I’ve found home somewhere else. It’s hidden atop a hill surrounded by trees that are close, but not too close. The sky is our roof and the bushes are our toilets if we get desperate. And yes, we do have an actual washroom, but it doesn’t flush and the toilet paper is half out. Our two precious sinks drip dry of hot water before we’re done doing dishes, but hey, at least we have lights. The grass is soft and the wind is sweet and the rain is quick to come but even faster to go. Best of all, I’ve got a big, beautiful family. There are five (and a half) adults and 35 of the most beautiful, courageous people in world. We can scale Mount Kilimanjaro, we can bike up Mount Everest, we can build 5 tarp shelters and eat dinner at 10pm. Here, I’m always happy. Whether it’s getting “Home” stuck in everybody’s head because I only know the chorus and 2 and a half verses, or biking up every hill with the (slow) Best Group Ever, I’m happy.

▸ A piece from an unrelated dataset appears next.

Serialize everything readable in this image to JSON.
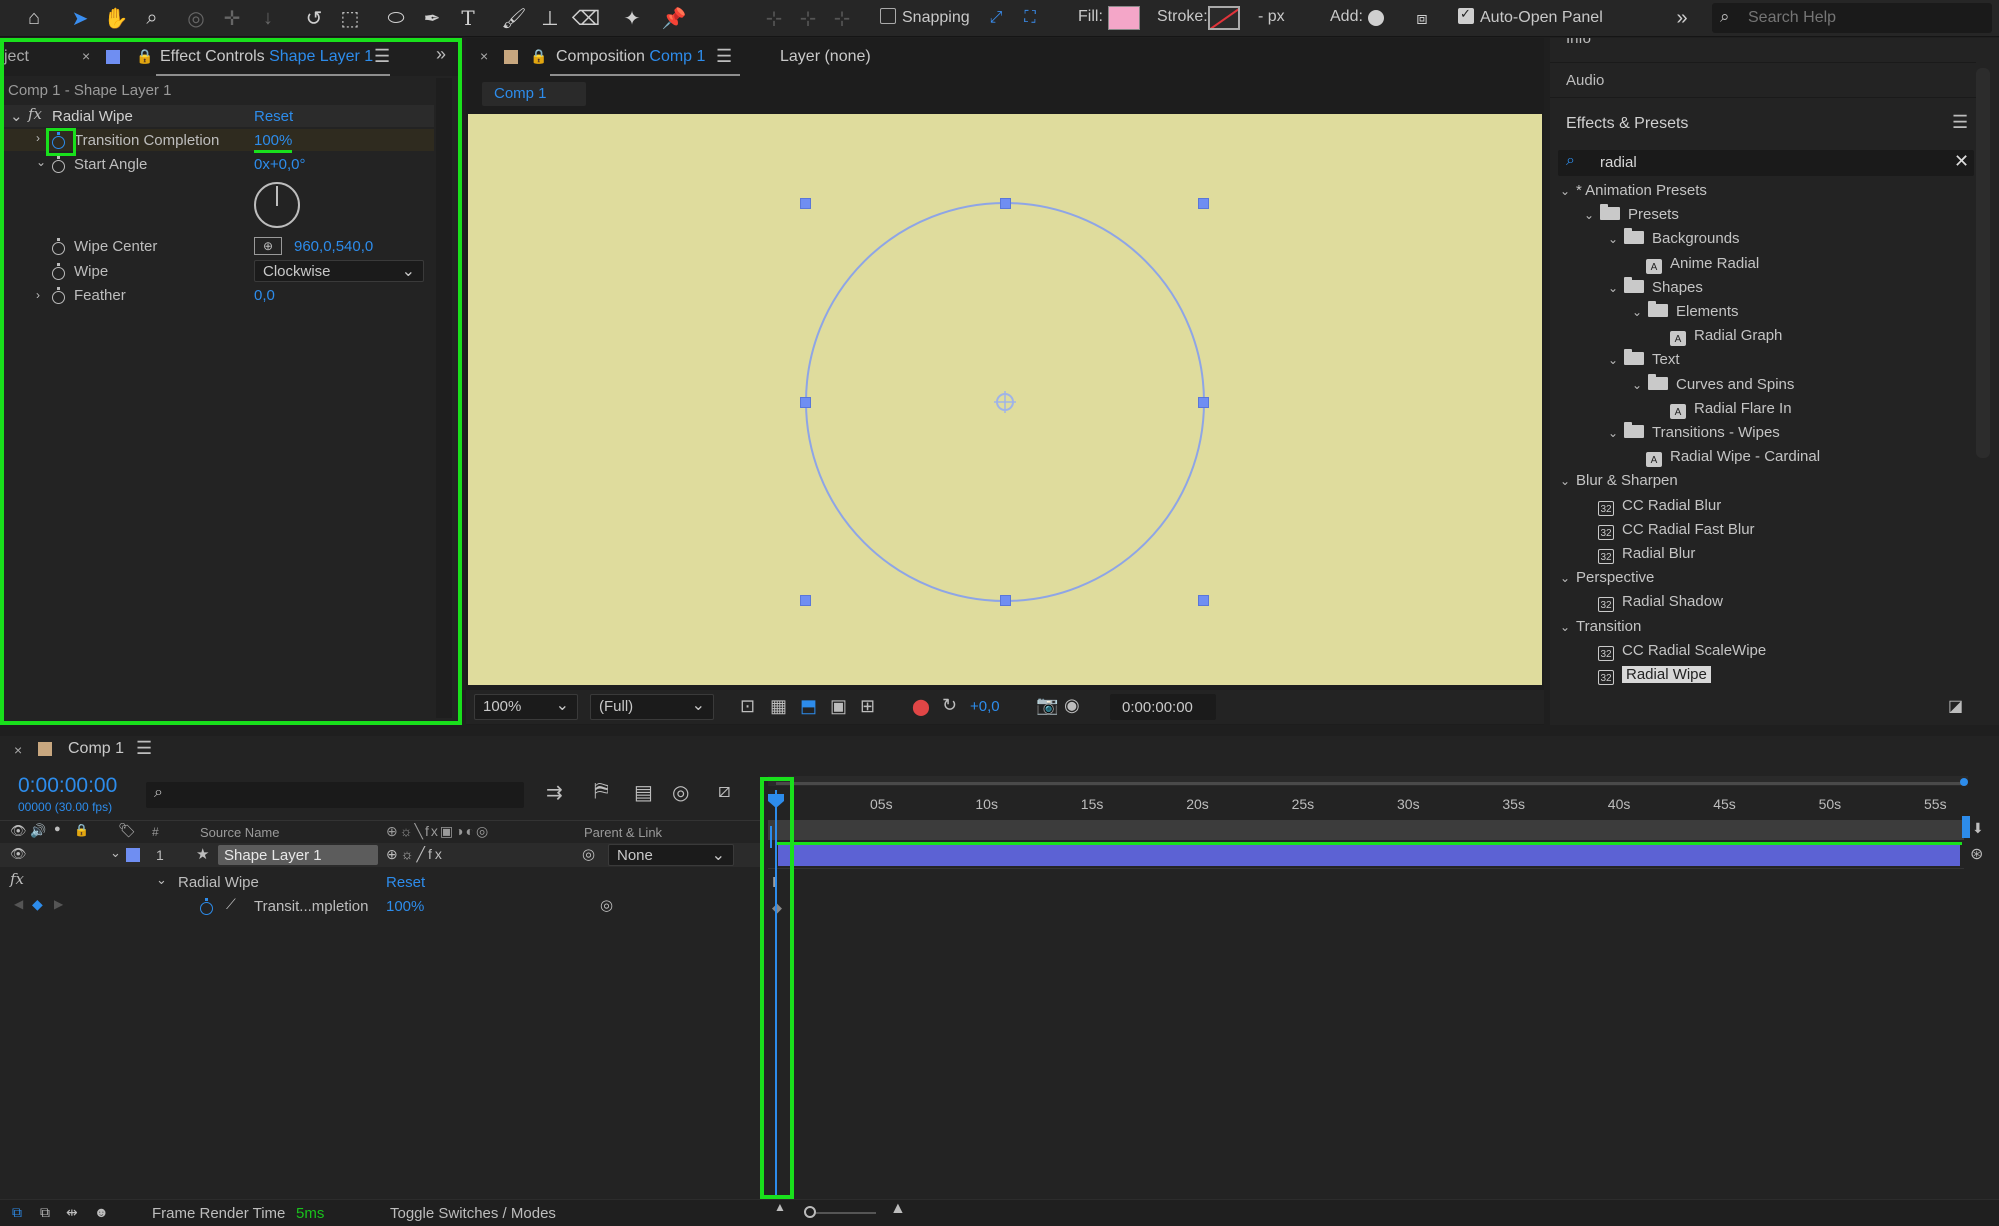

Even though there’s conflict between us sometimes, with a little bit of love and forgiveness the sun will always laugh with us.
As we all sat around the last campfire, I watched as all six of our Grade 10 girls broke down a little. They apologized and confessed that hey, they weren’t perfect and they knew it and that they were sorry for anybody they hurt. I teared up a little as I listened and watched their blurry faces through the campfire. They were older now, more than just the gossipy, shallow girls my first impression had decided. They were ready to take on the world.
I didn’t want to leave this home. I could finally live each and every moment the way I wanted to. But the final day rolled around, and before we knew, we were 15 minutes away from the ferry. Taking one last look at the place where I knew I would always happy, I jogged passed the irritated ferry ticket collectors and onto the boat, and in less than four hours, each TALONS kid was back in their soft beds.
And I’m back here anyways. I’ve dried my tears after every speech and every hug of closing circle. I’ve said good-bye to the unlockable pit toilets and seemingly-impossible-but-actually-conquerable humpback hill. That’s life for you. It’ll let you have the time of your life and snatch it away so fast you’ll wonder if it was even ever there. But that’s just another hill to climb. I’ve made it up all of humpback hill, so I’m all set. I’ll take them on one at a time. And hey, the sun will still shine and the rain will still splash, and life will keep rolling on.